Tanggapan Polri Soal Tudingan Media Rusia Ada Laboratorium Berbahaya Milik AS di Jakarta
Polri angkat bicara menanggapi soal laboratorium biologis berbahaya milik angkatan laut Amerika Serikat (AS) di Jakarta.
TRIBUNJAMBI.COM, JAKARTA - Media resmi pemerintah Rusia Sputnik menuding NAMRU-2, angkatan laut Amerika Serikat (AS) memiliki laboratorium biologis berbahaya di Indonesia.
Labortorium itu disebutkan berada di kawasan Jakarta.
Menanggapi hal itu, Kepala Divisi Humas Polri Irjen Dedi Prasetyo mengatakan kewenangan untuk mendalami informasi tersebut ada di Kementerian Kesehatan (Kemenkes) maupun Kementerian Luar Negeri (Kemenlu).
"Kalau itu coba ke Kemenkes atau Kemenkes dulu," ujar Dedi saat dikonfirmasi, Sabtu (28/5/2022).
Dedi mengaku pihaknya masih belum dapat permintaan untuk berkoordinasi membahas masalah tersebut.

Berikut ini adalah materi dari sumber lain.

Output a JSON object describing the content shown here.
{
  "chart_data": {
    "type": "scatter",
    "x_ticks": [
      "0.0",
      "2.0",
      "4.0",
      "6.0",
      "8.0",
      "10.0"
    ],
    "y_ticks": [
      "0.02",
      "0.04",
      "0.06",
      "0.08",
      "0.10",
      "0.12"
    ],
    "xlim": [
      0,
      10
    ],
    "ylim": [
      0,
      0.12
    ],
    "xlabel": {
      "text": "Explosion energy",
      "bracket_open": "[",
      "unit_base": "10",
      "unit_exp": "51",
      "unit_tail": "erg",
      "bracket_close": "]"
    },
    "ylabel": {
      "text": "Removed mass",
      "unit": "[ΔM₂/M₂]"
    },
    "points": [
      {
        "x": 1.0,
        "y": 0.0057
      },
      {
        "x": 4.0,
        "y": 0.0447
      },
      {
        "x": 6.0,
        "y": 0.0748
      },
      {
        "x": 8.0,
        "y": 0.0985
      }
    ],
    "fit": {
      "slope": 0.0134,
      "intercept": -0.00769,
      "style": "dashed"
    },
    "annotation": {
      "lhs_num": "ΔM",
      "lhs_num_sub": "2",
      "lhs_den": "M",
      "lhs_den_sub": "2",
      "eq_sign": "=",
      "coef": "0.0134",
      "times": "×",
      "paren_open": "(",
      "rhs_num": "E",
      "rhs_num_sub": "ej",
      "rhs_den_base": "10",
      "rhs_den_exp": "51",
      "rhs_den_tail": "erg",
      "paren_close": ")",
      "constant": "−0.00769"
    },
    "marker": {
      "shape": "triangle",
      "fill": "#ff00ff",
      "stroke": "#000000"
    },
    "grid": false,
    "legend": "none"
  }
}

Termasuk, untuk mendalami tudingan yang disampaikan media pemerintah Rusia tersebut.
"Kecuali sudah ada permintaan untuk bersinergi membicarakan hal tersebut. Sejauh ini belum dapat info," kata Dedi.
Diberitakan sebelumnya, media resmi pemerintah Rusia Sputnik menyebut ada laboratorium biologis milik NAMRU-2, angkatan laut Amerika Serikat di Indonesia.
Laboratorium tersebut diduga kuat menjadi tempat penyimpanan patogen dan virus berbahaya.
Baca juga: Media Rusia Sebut Ada Lab Virus Berbahaya Milik AS di Jakarta, Mantan Menkes Bongkar Faktanya
Sputnik menyebut laboratorium tersebut berada di Jalan Percetakan Negara. Lokasinya berada di tengah perkampungan padat penduduk dan jalananan yang sempit.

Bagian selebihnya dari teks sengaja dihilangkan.